Divanilton Pereira: 2015, o ano internacional da CTB

A CTB, constituída programaticamente sob uma concepção classista – uma expressão ideológica de nossa estratégia socialista – tem como um dos eixos estruturais de sua ação política o internacionalismo. Um princípio exercitado cotidianamente nas lutas e na solidariedade entre as trabalhadoras e os trabalhadores de todo o mundo.

Por Divanilton Pereira*, no Portal do PCdoB/BA

Foto: CTB/RS

 

Orientada por esses valores, desenvolve de uma forma intensa e crescente um protagonismo político no sindicalismo internacional, particularmente entre aqueles e aquelas que se orientam por uma agenda anti-imperialista e antineoliberal.

A CTB não expressa essas suas convicções apenas em declarações formais, vai além e por isso está presente nos mais diversos eventos e jornadas organizadas pelo sindicalismo classista no mundo. Orienta-se estrategicamente pelo fortalecimento de suas relações sul-sul, mas também atua nas demais fronteiras da luta sócio-político sindical.

De uma forma atenta, acompanha os novos polos políticos e produtivos emergidos da atual geopolítica em transição. Neste cenário, procura interferir nos projetos integracionistas em curso, defendendo neles o vértice de nosso programa, a valorização do trabalho.

É dessa perspectiva que disputamos a pauta classista no Brics, Alba, Celac, Unasul e Mercosul.

Taticamente empreende, particularmente na América Latina e no Caribe, grande energia pela unidade de ação do sindicalismo.
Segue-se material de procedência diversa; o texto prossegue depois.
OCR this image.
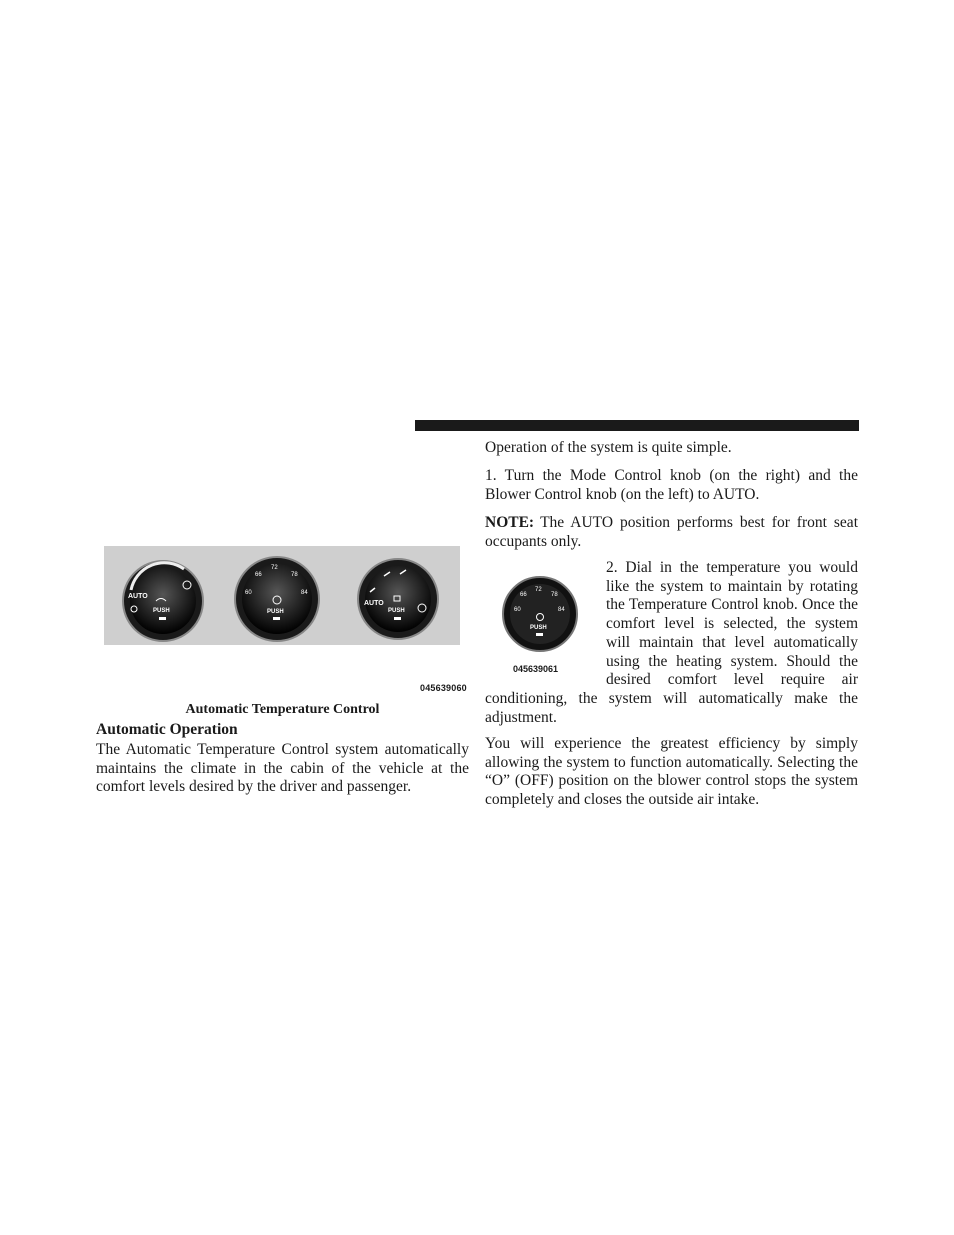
AUTO
PUSH
60
66
72
78
84
PUSH
AUTO
PUSH
045639060
Automatic Temperature Control
Automatic Operation
The Automatic Temperature Control system automatically maintains the climate in the cabin of the vehicle at the comfort levels desired by the driver and passenger.
Operation of the system is quite simple.
1. Turn the Mode Control knob (on the right) and the Blower Control knob (on the left) to AUTO.
NOTE: The AUTO position performs best for front seat occupants only.
60
66
72
78
84
PUSH
045639061
2. Dial in the temperature you would like the system to maintain by rotating the Temperature Control knob. Once the comfort level is selected, the system will maintain that level automatically using the heating system. Should the desired comfort level require air conditioning, the system will automatically make the adjustment.
You will experience the greatest efficiency by simply allowing the system to function automatically. Selecting the “O” (OFF) position on the blower control stops the system completely and closes the outside air intake.
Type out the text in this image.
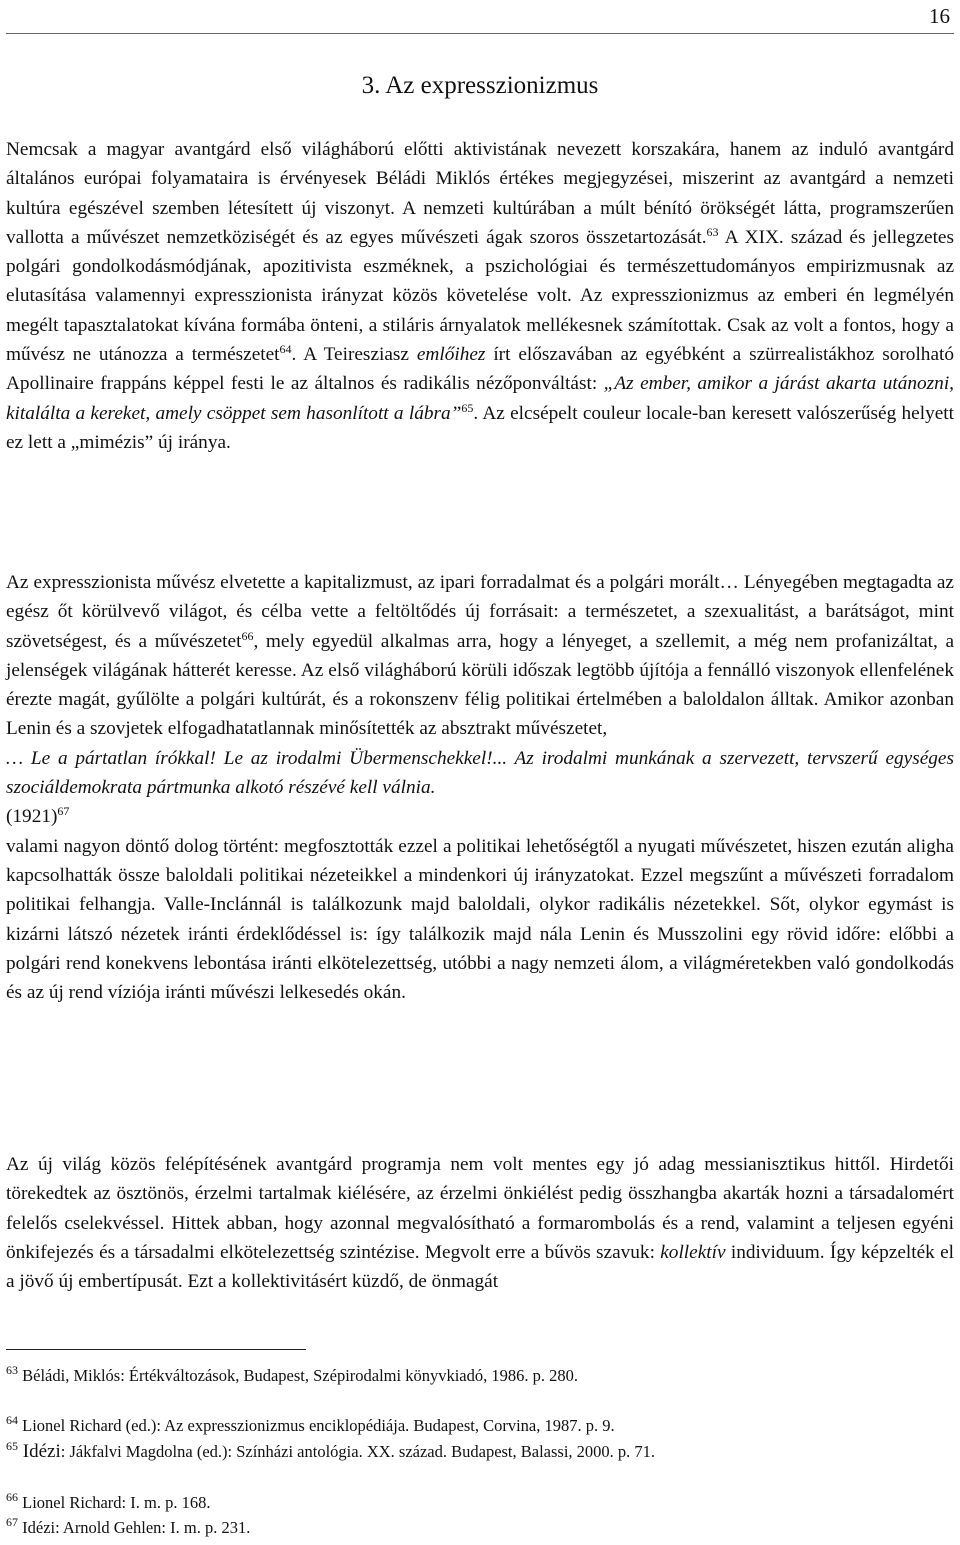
16
3. Az expresszionizmus

Nemcsak a magyar avantgárd első világháború előtti aktivistának nevezett korszakára, hanem az induló avantgárd általános európai folyamataira is érvényesek Béládi Miklós értékes megjegyzései, miszerint az avantgárd a nemzeti kultúra egészével szemben létesített új viszonyt. A nemzeti kultúrában a múlt bénító örökségét látta, programszerűen vallotta a művészet nemzetköziségét és az egyes művészeti ágak szoros összetartozását.$^{63}$ A XIX. század és jellegzetes polgári gondolkodásmódjának, apozitivista eszméknek, a pszichológiai és természettudományos empirizmusnak az elutasítása valamennyi expresszionista irányzat közös követelése volt. Az expresszionizmus az emberi én legmélyén megélt tapasztalatokat kívána formába önteni, a stiláris árnyalatok mellékesnek számítottak. Csak az volt a fontos, hogy a művész ne utánozza a természetet$^{64}$. A Teiresziasz emlőihez írt előszavában az egyébként a szürrealistákhoz sorolható Apollinaire frappáns képpel festi le az általnos és radikális nézőponváltást: „Az ember, amikor a járást akarta utánozni, kitalálta a kereket, amely csöppet sem hasonlított a lábra”$^{65}$. Az elcsépelt couleur locale-ban keresett valószerűség helyett ez lett a „mimézis” új iránya.

Az expresszionista művész elvetette a kapitalizmust, az ipari forradalmat és a polgári morált… Lényegében megtagadta az egész őt körülvevő világot, és célba vette a feltöltődés új forrásait: a természetet, a szexualitást, a barátságot, mint szövetségest, és a művészetet$^{66}$, mely egyedül alkalmas arra, hogy a lényeget, a szellemit, a még nem profanizáltat, a jelenségek világának hátterét keresse. Az első világháború körüli időszak legtöbb újítója a fennálló viszonyok ellenfelének érezte magát, gyűlölte a polgári kultúrát, és a rokonszenv félig politikai értelmében a baloldalon álltak. Amikor azonban Lenin és a szovjetek elfogadhatatlannak minősítették az absztrakt művészetet,
… Le a pártatlan írókkal! Le az irodalmi Übermenschekkel!... Az irodalmi munkának a szervezett, tervszerű egységes szociáldemokrata pártmunka alkotó részévé kell válnia.
$(1921)^{67}$
valami nagyon döntő dolog történt: megfosztották ezzel a politikai lehetőségtől a nyugati művészetet, hiszen ezután aligha kapcsolhatták össze baloldali politikai nézeteikkel a mindenkori új irányzatokat. Ezzel megszűnt a művészeti forradalom politikai felhangja. Valle-Inclánnál is találkozunk majd baloldali, olykor radikális nézetekkel. Sőt, olykor egymást is kizárni látszó nézetek iránti érdeklődéssel is: így találkozik majd nála Lenin és Musszolini egy rövid időre: előbbi a polgári rend konekvens lebontása iránti elkötelezettség, utóbbi a nagy nemzeti álom, a világméretekben való gondolkodás és az új rend víziója iránti művészi lelkesedés okán.

Az új világ közös felépítésének avantgárd programja nem volt mentes egy jó adag messianisztikus hittől. Hirdetői törekedtek az ösztönös, érzelmi tartalmak kiélésére, az érzelmi önkiélést pedig összhangba akarták hozni a társadalomért felelős cselekvéssel. Hittek abban, hogy azonnal megvalósítható a formarombolás és a rend, valamint a teljesen egyéni önkifejezés és a társadalmi elkötelezettség szintézise. Megvolt erre a bűvös szavuk: kollektív individuum. Így képzelték el a jövő új embertípusát. Ezt a kollektivitásért küzdő, de önmagát

$^{63}$ Béládi, Miklós: Értékváltozások, Budapest, Szépirodalmi könyvkiadó, 1986. p. 280.

$^{64}$ Lionel Richard (ed.): Az expresszionizmus enciklopédiája. Budapest, Corvina, 1987. p. 9.

$^{65}$ Idézi: Jákfalvi Magdolna (ed.): Színházi antológia. XX. század. Budapest, Balassi, 2000. p. 71.

$^{66}$ Lionel Richard: I. m. p. 168.

$^{67}$ Idézi: Arnold Gehlen: I. m. p. 231.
Não à toa, a exitosa articulação política-sindical Encontro Sindical Nossa América (ESNA) ganhou corpo no segundo congresso de nossa central, em 2008. Desde então, a CTB tem destacada atuação e ocupa uma função de coordenação política desse espaço desde então.
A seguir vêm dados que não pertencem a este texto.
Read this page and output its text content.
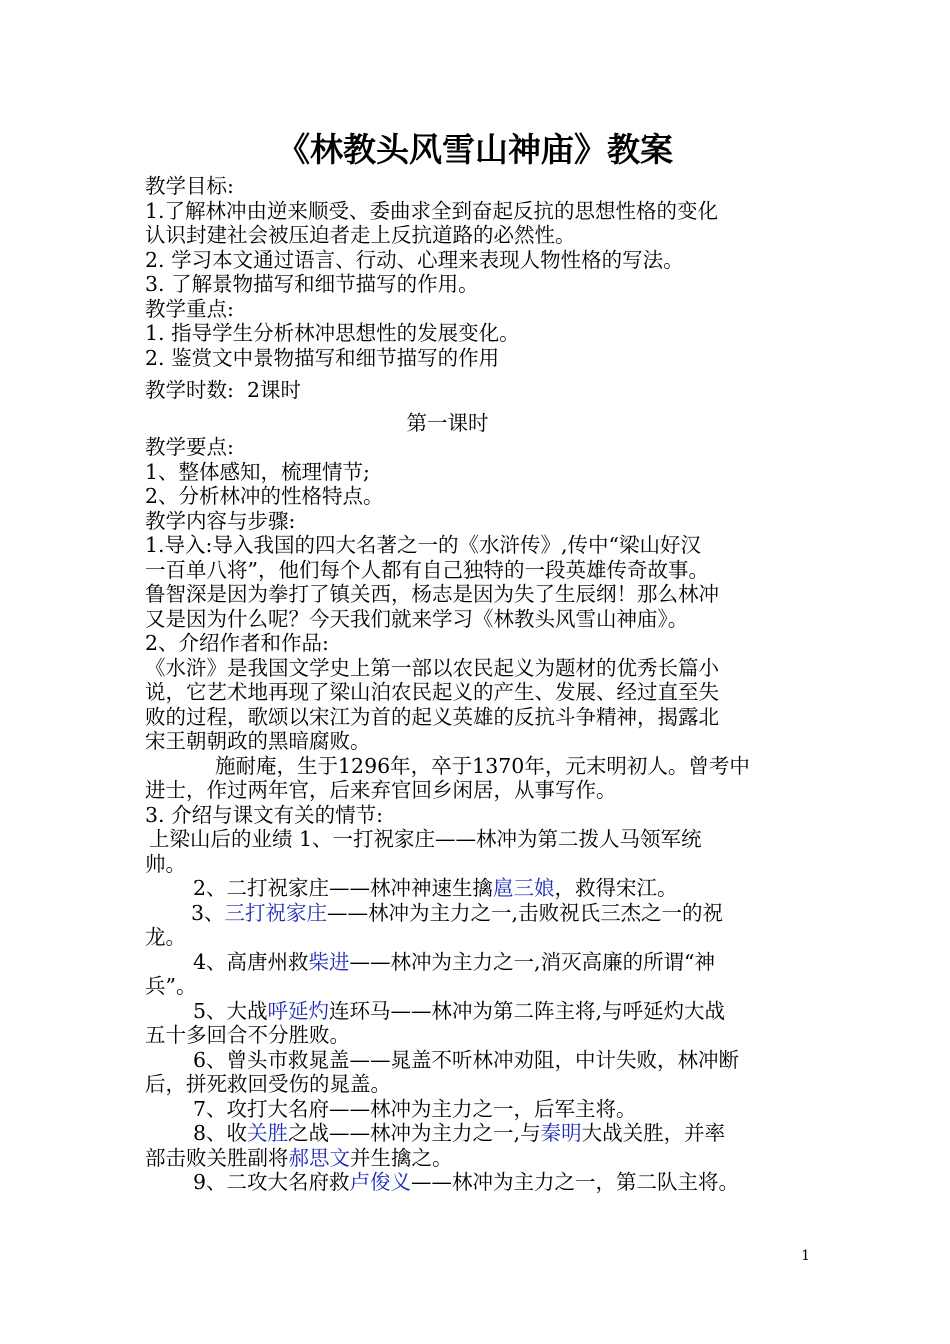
《林教头风雪山神庙》教案
教学目标:
1.了解林冲由逆来顺受、委曲求全到奋起反抗的思想性格的变化
认识封建社会被压迫者走上反抗道路的必然性。
2. 学习本文通过语言、行动、心理来表现人物性格的写法。
3. 了解景物描写和细节描写的作用。
教学重点:
1. 指导学生分析林冲思想性的发展变化。
2. 鉴赏文中景物描写和细节描写的作用
教学时数:  2课时
第一课时
教学要点:
1、整体感知，梳理情节;
2、分析林冲的性格特点。
教学内容与步骤:
1.导入:导入我国的四大名著之一的《水浒传》,传中“梁山好汉
一百单八将”，他们每个人都有自己独特的一段英雄传奇故事。
鲁智深是因为拳打了镇关西，杨志是因为失了生辰纲！那么林冲
又是因为什么呢？今天我们就来学习《林教头风雪山神庙》。
2、介绍作者和作品:
《水浒》是我国文学史上第一部以农民起义为题材的优秀长篇小
说，它艺术地再现了梁山泊农民起义的产生、发展、经过直至失
败的过程，歌颂以宋江为首的起义英雄的反抗斗争精神，揭露北
宋王朝朝政的黑暗腐败。
施耐庵，生于1296年，卒于1370年，元末明初人。曾考中
进士，作过两年官，后来弃官回乡闲居，从事写作。
3. 介绍与课文有关的情节:
上梁山后的业绩 1、一打祝家庄——林冲为第二拨人马领军统
帅。
2、二打祝家庄——林冲神速生擒扈三娘，救得宋江。
3、三打祝家庄——林冲为主力之一,击败祝氏三杰之一的祝
龙。
4、高唐州救柴进——林冲为主力之一,消灭高廉的所谓“神
兵”。
5、大战呼延灼连环马——林冲为第二阵主将,与呼延灼大战
五十多回合不分胜败。
6、曾头市救晁盖——晁盖不听林冲劝阻，中计失败，林冲断
后，拼死救回受伤的晁盖。
7、攻打大名府——林冲为主力之一，后军主将。
8、收关胜之战——林冲为主力之一,与秦明大战关胜，并率
部击败关胜副将郝思文并生擒之。
9、二攻大名府救卢俊义——林冲为主力之一，第二队主将。
1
Na esfera mais global, já em nossa fundação, definimos o nosso pertencimento orgânico no sindicalismo internacional. A CTB se filia à Federação Sindical Mundial (FSM), uma entidade identificada com a nossa concepção classista de sindicalismo e com o nosso propósito estratégico político.

A sua história e a sua trajetória a credenciam a estar hoje presente em 126 países, representando mais de 90 milhões entre trabalhadoras e trabalhadores de todos os continentes do mundo.

Essa nossa decisão nos conduziu a uma nova fase da atuação orgânica da CTB no cenário internacional. Permitiu que nos apresentássemos e difundíssemos nossas opiniões, realizando importantes intercâmbios políticos. Alarga-se, assim, a nossa inserção mundial.

Mesmo que ainda numa fase primária de nossa atuação – há muito a percorrer – já acumulamos êxitos nesse processo. Já em 2011, no XVI congresso da FSM, o companheiro João Batista Lemos foi eleito um dos seus vice-presidentes.

Esse nosso maior protagonismo político teve rápido reconhecimento. Reunido dias 14 e 15 de fevereiro deste ano em Roma, o Conselho Presidencial da FSM aprovou que o Brasil, sob a condução e promoção da CTB, sediará o principal evento internacional alusivo aos 70 anos desta federação. Uma conquista que nos orgulha, mas também nos desafia.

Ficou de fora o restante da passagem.